Coleccionador de Absurdos
José Gomes Ferreira
Capa: Luís Duran e Vitorino Martins
Moraes Editores, Lisboa Junho de 1978
Sim, só vingo em imaginação. Ou então com tanta subtileza
que nem as pessoas de quem me vingo percebem.
Com punhais inofensivos de cortar papel de seda
Como esta vingança, por exemplo. Um dia vieram contar-me que
certo vizinho meu andava a espalhar pelos cafés do bairro onde moro que me
encontrava quase todas as noites a falar sozinho. Confidência que concluía sempre
com este comentário de ínfima qualidade:
- O tipo é liru, não é?
Confesso que este ditinho de evidente má fé me irritava
particularmente.
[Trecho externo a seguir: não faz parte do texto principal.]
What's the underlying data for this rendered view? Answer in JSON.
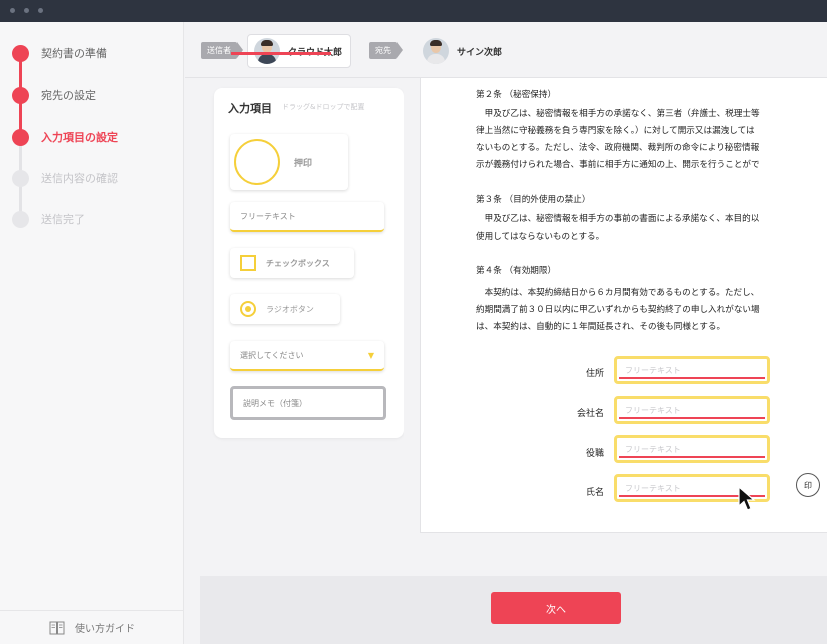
{
  "sidebar": {
    "steps": [
      {
        "label": "契約書の準備",
        "state": "done"
      },
      {
        "label": "宛先の設定",
        "state": "done"
      },
      {
        "label": "入力項目の設定",
        "state": "active"
      },
      {
        "label": "送信内容の確認",
        "state": "pending"
      },
      {
        "label": "送信完了",
        "state": "pending"
      }
    ],
    "guide_label": "使い方ガイド"
  },
  "topbar": {
    "sender_tag": "送信者",
    "sender_name": "クラウド太郎",
    "recipient_tag": "宛先",
    "recipient_name": "サイン次郎"
  },
  "panel": {
    "title": "入力項目",
    "hint": "ドラッグ&ドロップで配置",
    "tools": {
      "stamp": "押印",
      "free_text": "フリーテキスト",
      "checkbox": "チェックボックス",
      "radio": "ラジオボタン",
      "select": "選択してください",
      "memo": "説明メモ（付箋）"
    }
  },
  "document": {
    "lines": [
      "第２条 （秘密保持）",
      "　甲及び乙は、秘密情報を相手方の承諾なく、第三者（弁護士、税理士等",
      "律上当然に守秘義務を負う専門家を除く。）に対して開示又は漏洩しては",
      "ないものとする。ただし、法令、政府機関、裁判所の命令により秘密情報",
      "示が義務付けられた場合、事前に相手方に通知の上、開示を行うことがで",
      "第３条 （目的外使用の禁止）",
      "　甲及び乙は、秘密情報を相手方の事前の書面による承諾なく、本目的以",
      "使用してはならないものとする。",
      "第４条 （有効期限）",
      "　本契約は、本契約締結日から６カ月間有効であるものとする。ただし、",
      "約期間満了前３０日以内に甲乙いずれからも契約終了の申し入れがない場",
      "は、本契約は、自動的に１年間延長され、その後も同様とする。"
    ],
    "fields": [
      {
        "label": "住所",
        "placeholder": "フリーテキスト"
      },
      {
        "label": "会社名",
        "placeholder": "フリーテキスト"
      },
      {
        "label": "役職",
        "placeholder": "フリーテキスト"
      },
      {
        "label": "氏名",
        "placeholder": "フリーテキスト"
      }
    ],
    "seal_label": "印"
  },
  "footer": {
    "next_label": "次へ"
  },
  "colors": {
    "accent": "#ee4455",
    "field_highlight": "#f5cf3a",
    "titlebar": "#2e3440"
  }
}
Porque toda a gente sabe que nunca caí na infantilidade de me
deixar caçar a falar sozinho por pessoas que não entendem a distinção que existe
entre um homem que medita em voz alta, com voz aprendida das estrelas, e o que
conversa com um companheiro fantástico que os outros não vêem por cegueira
manifesta.
Irritei-me e decretei de mim para mim que aquele grosseirão,
que das noites só extraía o ir para casa dormir o mais depressa possível, merecia
um castigo exemplar. Mas não me precipitei. Isto é: não caí na fatalidade banal
de ameaçar que lhe partia a cara, etc. Resolvi esperara que o Destino viesse em
meu auxílio, com a oportunidade de me vingar com elegância de faca sorridente
nos lábios. (Nisto de partir caras, prefiro parti-las por dentro.)